Six days ago, we noted that the Nasdaq 100 had entered a correction phase. Now, the S&P 500 (US SPX 500 mini on FXOpen) has followed suit, closing more than 10% below its 19 February peak on Thursday, officially confirming a correction.
Statistically, according to research by Yardeni Research:
→ Market corrections occur quite frequently—since 1929, the S&P 500 has experienced 56 corrections.
→ Only 22 of those corrections turned into bear markets, defined as a drop of 20% or more from recent record highs.
S&P 500 Analysis: How Long Could This Correction Last?
On one hand, Friday’s market rebound suggests that buyers are stepping in.
On the other hand:
→ US Treasury Secretary Scott Bessent stated on Sunday that there are “no guarantees” the world’s largest economy will avoid a recession. This came just a week after US President Donald Trump refused to rule out such a scenario.

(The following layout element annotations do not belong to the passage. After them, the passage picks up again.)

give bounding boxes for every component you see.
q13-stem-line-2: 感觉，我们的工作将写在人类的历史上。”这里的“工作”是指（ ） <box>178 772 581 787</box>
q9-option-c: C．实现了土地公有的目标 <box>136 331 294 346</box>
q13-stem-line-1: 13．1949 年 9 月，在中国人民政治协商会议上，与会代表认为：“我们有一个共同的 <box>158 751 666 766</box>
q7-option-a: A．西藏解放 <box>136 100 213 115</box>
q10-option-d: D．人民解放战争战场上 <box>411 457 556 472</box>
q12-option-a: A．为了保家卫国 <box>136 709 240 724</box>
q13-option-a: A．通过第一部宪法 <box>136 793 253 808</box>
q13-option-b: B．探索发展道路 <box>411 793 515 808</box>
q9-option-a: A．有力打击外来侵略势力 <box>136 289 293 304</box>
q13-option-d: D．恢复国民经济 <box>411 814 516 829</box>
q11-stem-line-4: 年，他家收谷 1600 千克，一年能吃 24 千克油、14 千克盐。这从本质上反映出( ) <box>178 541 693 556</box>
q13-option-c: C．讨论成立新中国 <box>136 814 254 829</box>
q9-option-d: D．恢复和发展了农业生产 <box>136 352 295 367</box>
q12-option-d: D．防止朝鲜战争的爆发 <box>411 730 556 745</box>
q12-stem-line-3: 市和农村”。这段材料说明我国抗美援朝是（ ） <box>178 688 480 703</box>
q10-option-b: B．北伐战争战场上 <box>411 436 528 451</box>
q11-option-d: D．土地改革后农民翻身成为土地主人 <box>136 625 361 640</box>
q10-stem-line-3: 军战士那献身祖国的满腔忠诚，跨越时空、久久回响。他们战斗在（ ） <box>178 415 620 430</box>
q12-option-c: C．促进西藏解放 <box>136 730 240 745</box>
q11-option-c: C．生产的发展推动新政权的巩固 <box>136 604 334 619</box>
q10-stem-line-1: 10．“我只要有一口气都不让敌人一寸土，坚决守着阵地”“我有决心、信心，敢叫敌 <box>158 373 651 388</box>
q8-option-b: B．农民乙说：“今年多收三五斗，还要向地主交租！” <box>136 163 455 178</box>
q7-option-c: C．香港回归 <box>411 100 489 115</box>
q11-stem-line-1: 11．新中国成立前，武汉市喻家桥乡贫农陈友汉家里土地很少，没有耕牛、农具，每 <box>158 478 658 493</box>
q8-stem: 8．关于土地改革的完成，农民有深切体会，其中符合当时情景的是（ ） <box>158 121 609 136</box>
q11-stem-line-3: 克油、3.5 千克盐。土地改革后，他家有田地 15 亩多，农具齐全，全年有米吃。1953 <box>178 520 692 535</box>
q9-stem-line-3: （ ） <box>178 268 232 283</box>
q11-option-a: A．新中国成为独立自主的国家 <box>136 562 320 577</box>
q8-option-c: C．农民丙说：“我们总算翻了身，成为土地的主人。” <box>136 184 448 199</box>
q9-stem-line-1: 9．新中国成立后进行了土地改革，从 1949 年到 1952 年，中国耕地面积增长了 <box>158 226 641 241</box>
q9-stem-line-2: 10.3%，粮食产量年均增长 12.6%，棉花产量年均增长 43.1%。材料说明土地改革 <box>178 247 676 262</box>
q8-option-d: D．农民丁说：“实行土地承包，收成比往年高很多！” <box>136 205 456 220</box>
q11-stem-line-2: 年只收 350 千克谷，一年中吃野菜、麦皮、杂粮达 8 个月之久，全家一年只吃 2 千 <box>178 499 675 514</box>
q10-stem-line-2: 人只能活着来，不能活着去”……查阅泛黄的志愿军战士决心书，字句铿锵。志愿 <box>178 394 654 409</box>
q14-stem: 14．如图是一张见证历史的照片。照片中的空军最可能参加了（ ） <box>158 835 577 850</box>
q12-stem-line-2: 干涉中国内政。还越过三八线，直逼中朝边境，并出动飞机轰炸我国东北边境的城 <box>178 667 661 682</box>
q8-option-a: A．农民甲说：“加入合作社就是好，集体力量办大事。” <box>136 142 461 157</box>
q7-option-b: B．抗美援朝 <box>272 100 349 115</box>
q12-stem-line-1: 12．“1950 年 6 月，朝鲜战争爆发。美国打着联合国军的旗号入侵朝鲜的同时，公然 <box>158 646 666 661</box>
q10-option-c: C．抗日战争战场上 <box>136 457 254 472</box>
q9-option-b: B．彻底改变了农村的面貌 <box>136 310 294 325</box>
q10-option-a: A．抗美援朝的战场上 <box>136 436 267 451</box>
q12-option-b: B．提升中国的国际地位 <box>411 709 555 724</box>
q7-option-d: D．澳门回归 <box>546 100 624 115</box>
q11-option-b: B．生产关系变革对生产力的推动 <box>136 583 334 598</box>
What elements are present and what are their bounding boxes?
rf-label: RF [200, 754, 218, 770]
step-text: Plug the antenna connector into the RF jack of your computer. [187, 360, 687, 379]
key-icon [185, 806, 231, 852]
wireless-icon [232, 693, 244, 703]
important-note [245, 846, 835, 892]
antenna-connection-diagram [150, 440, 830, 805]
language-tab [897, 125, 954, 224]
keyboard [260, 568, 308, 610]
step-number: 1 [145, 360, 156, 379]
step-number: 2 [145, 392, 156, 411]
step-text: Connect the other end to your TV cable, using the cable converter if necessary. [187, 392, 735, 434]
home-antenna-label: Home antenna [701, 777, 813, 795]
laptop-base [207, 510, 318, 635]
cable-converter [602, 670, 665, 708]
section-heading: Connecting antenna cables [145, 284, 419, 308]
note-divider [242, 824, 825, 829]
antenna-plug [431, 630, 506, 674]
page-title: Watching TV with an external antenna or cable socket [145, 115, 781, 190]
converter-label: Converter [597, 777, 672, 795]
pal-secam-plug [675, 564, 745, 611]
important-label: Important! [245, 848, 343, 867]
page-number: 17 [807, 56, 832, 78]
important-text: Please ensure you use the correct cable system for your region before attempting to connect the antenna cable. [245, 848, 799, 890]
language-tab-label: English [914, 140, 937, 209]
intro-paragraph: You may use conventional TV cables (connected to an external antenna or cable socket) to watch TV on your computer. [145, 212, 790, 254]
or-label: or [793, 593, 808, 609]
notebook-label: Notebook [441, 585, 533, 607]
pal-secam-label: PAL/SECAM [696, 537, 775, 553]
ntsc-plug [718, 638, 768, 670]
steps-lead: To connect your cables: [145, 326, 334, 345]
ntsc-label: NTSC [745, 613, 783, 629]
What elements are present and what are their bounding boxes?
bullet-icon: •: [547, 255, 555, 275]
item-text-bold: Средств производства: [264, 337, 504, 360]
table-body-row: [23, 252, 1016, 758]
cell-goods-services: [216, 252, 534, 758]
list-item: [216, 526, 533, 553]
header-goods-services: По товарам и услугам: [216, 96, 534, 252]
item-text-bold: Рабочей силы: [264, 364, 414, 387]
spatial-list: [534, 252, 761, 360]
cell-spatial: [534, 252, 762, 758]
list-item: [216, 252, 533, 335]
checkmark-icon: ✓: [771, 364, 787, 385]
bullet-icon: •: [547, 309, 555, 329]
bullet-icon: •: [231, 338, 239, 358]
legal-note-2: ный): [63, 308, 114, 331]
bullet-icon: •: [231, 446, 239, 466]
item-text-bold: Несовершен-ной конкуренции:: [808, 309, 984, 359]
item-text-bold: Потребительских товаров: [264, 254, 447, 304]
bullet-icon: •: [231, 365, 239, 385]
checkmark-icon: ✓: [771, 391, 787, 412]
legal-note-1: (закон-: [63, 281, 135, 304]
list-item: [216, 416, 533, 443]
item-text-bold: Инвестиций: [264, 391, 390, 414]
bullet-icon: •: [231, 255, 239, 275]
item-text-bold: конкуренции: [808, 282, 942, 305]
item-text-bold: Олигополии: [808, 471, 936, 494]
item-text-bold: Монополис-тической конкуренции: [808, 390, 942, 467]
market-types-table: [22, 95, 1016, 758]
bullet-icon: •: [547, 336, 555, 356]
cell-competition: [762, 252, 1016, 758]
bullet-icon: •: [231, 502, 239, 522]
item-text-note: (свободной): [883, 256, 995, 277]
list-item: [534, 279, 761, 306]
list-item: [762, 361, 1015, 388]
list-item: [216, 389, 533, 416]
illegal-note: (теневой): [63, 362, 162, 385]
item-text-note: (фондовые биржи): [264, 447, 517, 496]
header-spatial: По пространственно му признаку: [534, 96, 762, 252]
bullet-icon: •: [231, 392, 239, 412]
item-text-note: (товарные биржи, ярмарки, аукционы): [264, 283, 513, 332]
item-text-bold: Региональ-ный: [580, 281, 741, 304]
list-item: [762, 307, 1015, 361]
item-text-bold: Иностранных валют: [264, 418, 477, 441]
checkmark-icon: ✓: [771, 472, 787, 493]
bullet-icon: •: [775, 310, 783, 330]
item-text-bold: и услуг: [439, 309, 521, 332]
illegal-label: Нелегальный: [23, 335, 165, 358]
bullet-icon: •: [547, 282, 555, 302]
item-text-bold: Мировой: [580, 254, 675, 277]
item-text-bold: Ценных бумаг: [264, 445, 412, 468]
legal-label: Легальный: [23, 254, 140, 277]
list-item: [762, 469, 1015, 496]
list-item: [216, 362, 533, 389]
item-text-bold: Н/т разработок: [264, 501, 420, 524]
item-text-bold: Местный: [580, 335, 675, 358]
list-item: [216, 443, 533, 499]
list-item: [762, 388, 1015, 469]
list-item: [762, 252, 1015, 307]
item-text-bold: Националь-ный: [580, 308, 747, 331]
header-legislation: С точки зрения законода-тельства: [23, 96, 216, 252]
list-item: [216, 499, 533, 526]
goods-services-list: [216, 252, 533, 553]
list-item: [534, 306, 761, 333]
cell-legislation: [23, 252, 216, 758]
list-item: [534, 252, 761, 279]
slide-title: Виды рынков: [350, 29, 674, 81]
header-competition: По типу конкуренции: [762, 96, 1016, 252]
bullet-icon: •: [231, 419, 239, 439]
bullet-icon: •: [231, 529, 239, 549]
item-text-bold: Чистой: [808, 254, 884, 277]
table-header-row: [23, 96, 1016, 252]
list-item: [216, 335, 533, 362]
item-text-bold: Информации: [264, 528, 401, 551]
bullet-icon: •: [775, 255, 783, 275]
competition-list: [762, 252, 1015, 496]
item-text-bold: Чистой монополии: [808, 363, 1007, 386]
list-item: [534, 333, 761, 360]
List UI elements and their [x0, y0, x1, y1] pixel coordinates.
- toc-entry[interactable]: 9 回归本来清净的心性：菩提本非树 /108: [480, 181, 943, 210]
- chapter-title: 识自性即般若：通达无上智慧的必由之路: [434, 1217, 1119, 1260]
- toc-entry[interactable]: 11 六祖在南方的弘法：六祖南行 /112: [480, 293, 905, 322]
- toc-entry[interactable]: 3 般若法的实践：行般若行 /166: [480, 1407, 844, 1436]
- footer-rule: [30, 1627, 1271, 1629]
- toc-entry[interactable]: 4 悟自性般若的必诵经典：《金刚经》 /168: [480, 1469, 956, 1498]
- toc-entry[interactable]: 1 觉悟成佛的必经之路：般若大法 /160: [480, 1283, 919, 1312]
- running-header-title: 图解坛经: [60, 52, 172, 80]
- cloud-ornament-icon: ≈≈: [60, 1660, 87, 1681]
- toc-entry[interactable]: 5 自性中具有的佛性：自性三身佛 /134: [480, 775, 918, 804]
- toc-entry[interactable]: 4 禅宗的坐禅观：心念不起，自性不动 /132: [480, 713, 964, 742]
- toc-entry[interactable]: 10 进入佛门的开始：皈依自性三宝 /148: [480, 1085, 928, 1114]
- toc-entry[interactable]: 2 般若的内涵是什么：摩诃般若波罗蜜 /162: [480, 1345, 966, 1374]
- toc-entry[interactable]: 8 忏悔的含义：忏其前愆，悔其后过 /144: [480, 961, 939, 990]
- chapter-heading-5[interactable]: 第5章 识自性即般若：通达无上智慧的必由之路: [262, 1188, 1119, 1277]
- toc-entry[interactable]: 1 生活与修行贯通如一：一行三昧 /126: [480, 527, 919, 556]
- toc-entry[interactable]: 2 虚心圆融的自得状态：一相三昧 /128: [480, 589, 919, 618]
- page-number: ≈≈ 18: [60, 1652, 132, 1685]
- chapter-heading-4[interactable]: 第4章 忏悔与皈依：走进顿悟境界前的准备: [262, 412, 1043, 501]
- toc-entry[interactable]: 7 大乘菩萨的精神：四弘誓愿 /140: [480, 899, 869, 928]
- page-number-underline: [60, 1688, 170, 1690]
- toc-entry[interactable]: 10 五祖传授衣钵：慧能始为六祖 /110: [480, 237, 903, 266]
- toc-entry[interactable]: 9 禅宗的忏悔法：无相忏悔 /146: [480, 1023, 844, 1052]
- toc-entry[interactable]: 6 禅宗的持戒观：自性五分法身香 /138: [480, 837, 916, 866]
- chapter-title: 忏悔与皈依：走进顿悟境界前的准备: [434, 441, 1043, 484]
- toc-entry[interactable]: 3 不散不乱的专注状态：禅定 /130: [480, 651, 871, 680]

→ The current correction has lasted 22 days so far, whereas historically, the average correction lasts 115 days and results in a 13.8% decline from the peak.
Technical Analysis of the S&P 500 (US SPX 500 mini on FXOpen)
The price is forming an upward channel around the median line, which alternates between acting as support and resistance (marked in blue).
→ Price action suggests that bulls are struggling to hold above the 6,100 level. In February, they failed to push towards the upper boundary of the channel.
→ Since the price has reached the lower boundary of the channel, there is a possibility that bearish momentum may start to weaken.
However, if the price loses support at the lower boundary of the channel, this would be a bearish signal from a technical perspective, indicating the potential for a deeper correction in the S&P 500 (US SPX 500 mini on FXOpen).